ZNF217 expression induces resistance to paclitaxel. Cell viability of (A) MDA-MB-231/pcDNA6, ZNF217-1 and ZNF217-2 cells and (B) non-transfected (NT) or transfected MCF7 cells with either scrambled RNA or siRNA-B was assessed by cytotoxicity assay (means ± s.d. from three independent experiments). **, P < 0.01, ***, P < 0.001 (Student's t-test).

Figure 6

ABCB1/PgP transporter does not mediate ZNF217-induced resistance to paclitaxel. (A) ABCB1 protein levels were analyzed by flow cytometry in control K562-R7, MDA-MB-231/pcDNA6, ZNF217-1 and ZNF217-2 cells. Representative FACS histograms of the three cell lines after incubation with or without ABCB1 antibody were superimposed according to increased PE fluorescence. (B) Intracellular DNR efflux was assessed by flow cytometry. Maximal DNR accumulation (100%) is represented by the DNR fluorescence median after 30 min accumulation. After DNR removal, cells were incubated 1 h in the absence (white columns) or in the presence of CSA (black columns). Results are means ± s.d. from three independent experiments.

Figure 7

ZNF217 overexpression alters paclitaxel-induced apoptosis. (A) MDA-MB-231/pcDNA6, ZNF217-1 and ZNF217-2 cells were untreated (-) or treated with 10 or 100 nM paclitaxel, stained with Annexin-V-Fluos and propidium iodide and analyzed by flow cytometry (means ± s.d. from three independent experiments). **, P < 0.01 and ***, P < 0.001 versus the corresponding MDA-MB-231/pcDNA6 cells (Student's t-test). (B) MDA-MB-231/pcDNA6, ZNF217-1 and ZNF217-2 cells were treated with 100 nM paclitaxel. Caspase 3 activity was assessed (means ± s.d. from three independent experiments). ***, P < 0.001 versus MDA-MB-231/pcDNA6 cells (Student's t-test). (C) Western-blot analysis of PARP cleavage in response to 100 nM paclitaxel. Histogram represents quantification of the cleaved PARP in 100 nM paclitaxel-treated cells and tubulin expression was used for normalization (means ± s.d. of three independent experiments). ***, P < 0.001 versus paclitaxel-treated MDA-MB-231/pcDNA6 cells (Student's t-test). (D) Non-transfected (NT) or transfected MCF7 cells with either scrambled RNA or siRNA-B were treated with 100 nM paclitaxel. Caspase 3 activity was assessed (means ± s.d. from three independent experiments). *, P < 0.05 versus MCF7 cells transfected with scrambled RNA (Student's t-test).

Figure 8

ZNF217 overexpression is associated with altered expression of Bcl-2 family proteins. (A) Western-blot analysis of Bcl-2, Bcl-x_L, Bad, Bak, Bax at basal level or (B) after 3 days of paclitaxel treatment. Histograms represent quantification of protein expression levels normalized to tubulin expression (means ± s.d. of three independent experiments). *, P < 0.05, **, P < 0.01 and ***, P < 0.001 versus the corresponding MDA-MB-231/pcDNA6 cells (Student's t-test).

Figure 9

ZNF217 modulates Aurora-A protein expression and ZNF217-mediated paclitaxel resistance is reversed by an Aurora-A inhibitor.
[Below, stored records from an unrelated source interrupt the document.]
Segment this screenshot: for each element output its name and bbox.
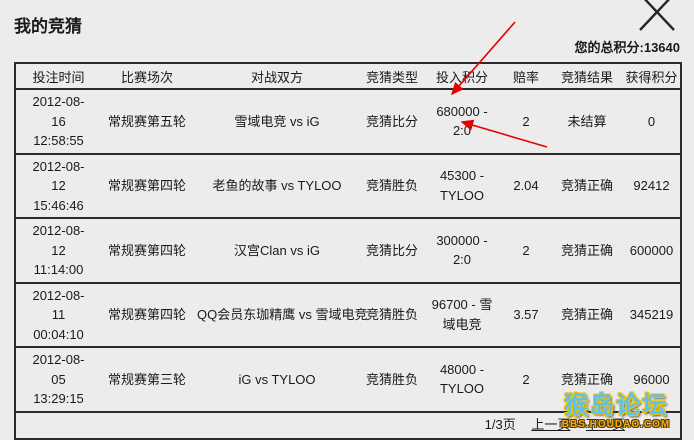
cell-teams: 汉宫Clan vs iG (193, 218, 361, 284)
header-type: 竞猜类型 (361, 63, 423, 90)
cell-stake: 45300 - TYLOO (423, 153, 501, 219)
table-row: 2012-08-12 11:14:00 常规赛第四轮 汉宫Clan vs iG … (15, 218, 681, 284)
cell-match: 常规赛第三轮 (101, 347, 193, 413)
table-row: 2012-08-11 00:04:10 常规赛第四轮 QQ会员东珈精鹰 vs 雪… (15, 282, 681, 348)
header-stake: 投入积分 (423, 63, 501, 90)
cell-bet-time: 2012-08-11 00:04:10 (15, 282, 101, 348)
cell-bet-time: 2012-08-12 15:46:46 (15, 153, 101, 219)
bet-time: 12:58:55 (33, 133, 84, 148)
header-result: 竞猜结果 (551, 63, 623, 90)
cell-odds: 2 (501, 347, 551, 413)
cell-match: 常规赛第四轮 (101, 153, 193, 219)
cell-type: 竞猜比分 (361, 89, 423, 155)
cell-points: 0 (623, 89, 681, 155)
cell-result: 竞猜正确 (551, 347, 623, 413)
bet-date: 2012-08-12 (32, 158, 85, 194)
pagination-row: 1/3页 上一页 下一页 (15, 412, 681, 439)
cell-stake: 300000 - 2:0 (423, 218, 501, 284)
cell-type: 竞猜胜负 (361, 153, 423, 219)
close-icon[interactable] (636, 0, 678, 34)
cell-odds: 3.57 (501, 282, 551, 348)
cell-stake: 48000 - TYLOO (423, 347, 501, 413)
cell-match: 常规赛第五轮 (101, 89, 193, 155)
cell-points: 345219 (623, 282, 681, 348)
header-match: 比赛场次 (101, 63, 193, 90)
bet-time: 15:46:46 (33, 197, 84, 213)
cell-stake: 96700 - 雪域电竞 (423, 282, 501, 348)
cell-result: 竞猜正确 (551, 282, 623, 348)
bet-time: 13:29:15 (33, 391, 84, 406)
cell-match: 常规赛第四轮 (101, 282, 193, 348)
cell-type: 竞猜胜负 (361, 282, 423, 348)
cell-odds: 2 (501, 89, 551, 155)
cell-teams: iG vs TYLOO (193, 347, 361, 413)
cell-result: 未结算 (551, 89, 623, 155)
cell-type: 竞猜胜负 (361, 347, 423, 413)
header-bet-time: 投注时间 (15, 63, 101, 90)
table-body: 2012-08-16 12:58:55 常规赛第五轮 雪域电竞 vs iG 竞猜… (15, 89, 681, 413)
bet-time: 11:14:00 (33, 262, 84, 277)
cell-odds: 2 (501, 218, 551, 284)
table-row: 2012-08-12 15:46:46 常规赛第四轮 老鱼的故事 vs TYLO… (15, 153, 681, 219)
cell-type: 竞猜比分 (361, 218, 423, 284)
table-header-row: 投注时间 比赛场次 对战双方 竞猜类型 投入积分 赔率 竞猜结果 获得积分 (15, 63, 681, 90)
cell-teams: 老鱼的故事 vs TYLOO (193, 153, 361, 219)
cell-odds: 2.04 (501, 153, 551, 219)
cell-points: 92412 (623, 153, 681, 219)
cell-result: 竞猜正确 (551, 153, 623, 219)
bet-time: 00:04:10 (33, 326, 84, 342)
bets-table: 投注时间 比赛场次 对战双方 竞猜类型 投入积分 赔率 竞猜结果 获得积分 20… (14, 62, 682, 440)
page-indicator: 1/3页 (484, 417, 516, 433)
next-page-link[interactable]: 下一页 (585, 417, 625, 433)
pagination: 1/3页 上一页 下一页 (15, 412, 681, 439)
cell-bet-time: 2012-08-12 11:14:00 (15, 218, 101, 284)
bet-date: 2012-08-16 (32, 94, 85, 129)
bet-date: 2012-08-12 (32, 223, 85, 258)
bet-date: 2012-08-05 (32, 352, 85, 387)
cell-match: 常规赛第四轮 (101, 218, 193, 284)
cell-result: 竞猜正确 (551, 218, 623, 284)
cell-bet-time: 2012-08-16 12:58:55 (15, 89, 101, 155)
table-row: 2012-08-16 12:58:55 常规赛第五轮 雪域电竞 vs iG 竞猜… (15, 89, 681, 155)
cell-teams: QQ会员东珈精鹰 vs 雪域电竞 (193, 282, 367, 348)
bet-date: 2012-08-11 (32, 287, 85, 323)
page-title: 我的竞猜 (14, 17, 82, 36)
cell-stake: 680000 - 2:0 (423, 89, 501, 155)
cell-bet-time: 2012-08-05 13:29:15 (15, 347, 101, 413)
header-teams: 对战双方 (193, 63, 361, 90)
total-points-label: 您的总积分:13640 (574, 40, 680, 55)
prev-page-link[interactable]: 上一页 (531, 417, 571, 433)
header-points: 获得积分 (623, 63, 681, 90)
header-odds: 赔率 (501, 63, 551, 90)
cell-points: 600000 (623, 218, 681, 284)
table-row: 2012-08-05 13:29:15 常规赛第三轮 iG vs TYLOO 竞… (15, 347, 681, 413)
cell-points: 96000 (623, 347, 681, 413)
cell-teams: 雪域电竞 vs iG (193, 89, 361, 155)
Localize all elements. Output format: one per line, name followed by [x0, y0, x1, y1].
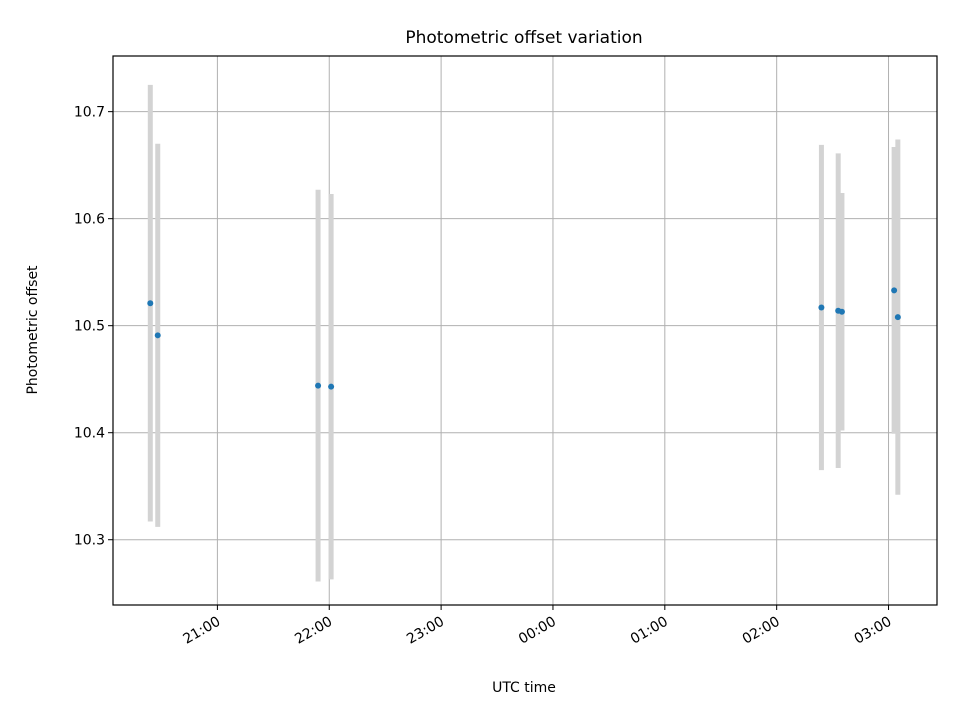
y-tick-label: 10.5 — [74, 319, 105, 335]
data-point — [147, 300, 154, 307]
chart-title: Photometric offset variation — [405, 28, 642, 48]
y-tick-label: 10.6 — [74, 212, 105, 228]
grid — [113, 56, 937, 605]
error-bars — [147, 84, 901, 582]
x-tick-label: 00:00 — [516, 614, 559, 648]
x-tick-label: 22:00 — [292, 614, 335, 648]
x-axis-label: UTC time — [492, 680, 556, 696]
plot-area-frame — [112, 55, 938, 606]
y-axis-label: Photometric offset — [25, 265, 41, 395]
data-point — [894, 314, 901, 321]
x-axis-ticks: 21:00 22:00 23:00 00:00 01:00 02:00 03:00 — [180, 605, 895, 648]
x-tick-label: 01:00 — [628, 614, 671, 648]
data-point — [838, 308, 845, 315]
data-points — [147, 287, 901, 390]
x-tick-label: 23:00 — [404, 614, 447, 648]
y-tick-label: 10.4 — [74, 426, 105, 442]
data-point — [328, 383, 335, 390]
x-tick-label: 02:00 — [740, 614, 783, 648]
data-point — [891, 287, 898, 294]
data-point — [818, 304, 825, 311]
y-tick-label: 10.3 — [74, 533, 105, 549]
data-point — [315, 382, 322, 389]
y-axis-ticks: 10.3 10.4 10.5 10.6 10.7 — [74, 105, 113, 549]
data-point — [154, 332, 161, 339]
x-tick-label: 21:00 — [180, 614, 223, 648]
x-tick-label: 03:00 — [852, 614, 895, 648]
y-tick-label: 10.7 — [74, 105, 105, 121]
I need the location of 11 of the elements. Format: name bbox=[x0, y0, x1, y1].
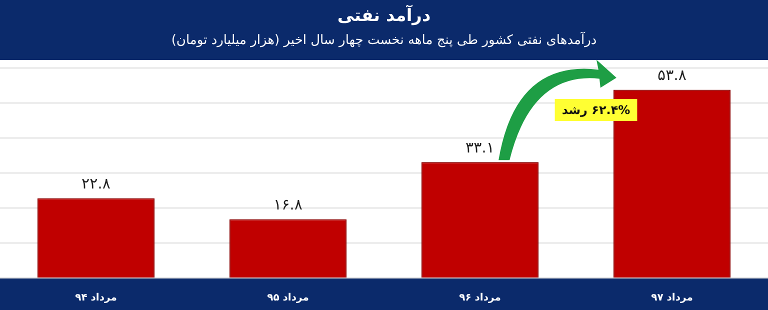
chart-title: درآمد نفتی bbox=[336, 4, 432, 26]
data-label: ۵۳.۸ bbox=[658, 66, 686, 84]
x-tick-label: مرداد ۹۴ bbox=[75, 292, 117, 304]
x-tick-label: مرداد ۹۷ bbox=[651, 292, 693, 304]
data-label: ۳۳.۱ bbox=[466, 138, 494, 157]
annotation: ۶۲.۴% رشد bbox=[562, 103, 630, 118]
x-tick-label: مرداد ۹۶ bbox=[459, 292, 501, 304]
data-label: ۲۲.۸ bbox=[82, 174, 110, 193]
chart-subtitle: درآمدهای نفتی کشور طی پنج ماهه نخست چهار سال اخیر (هزار میلیارد تومان) bbox=[170, 33, 598, 48]
x-tick-label: مرداد ۹۵ bbox=[267, 292, 309, 304]
data-label: ۱۶.۸ bbox=[274, 196, 302, 214]
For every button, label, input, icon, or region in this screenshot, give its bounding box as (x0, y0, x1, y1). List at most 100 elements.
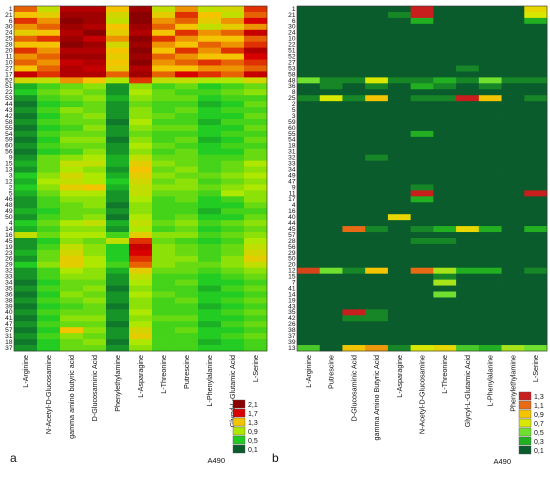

Western-blot analysis of Aurora-A expression in (A) MDA-MB-231/pcDNA6, ZNF217-1 and ZNF217-2 cells, (B) in representative control and ZNF217 xenograft cells, (C) in ZNF217-1 or MCF7 cells transfected or not (NT) with either scrambled RNA or siRNA-B. (A), (B) and (C) Histograms represent quantification of protein expression levels normalized to tubulin expression (means ± s.d. of three independent experiments). *, P < 0.05 and ***, P < 0.001 (Student's t-test). (D) The viability of MDA-MB-231/pcDNA6 and ZNF217-1 cells treated with 5 μM Aurora-A kinase inhibitor III, 2.5 nM paclitaxel or a combination of both was assessed by cytotoxicity assay (means ± s.d. from three independent experiments). ***, P < 0.001 (Student's t-test). (E) MCF7 cells transfected with either scrambled RNA or siRNA-B were treated with 1 μM Aurora-A kinase inhibitor III, 2.5 nM paclitaxel or a combination of both. Cell viability was assessed by cytotoxicity assay (means ± s.d. from three independent experiments). **, P < 0.01 (Student's t-test).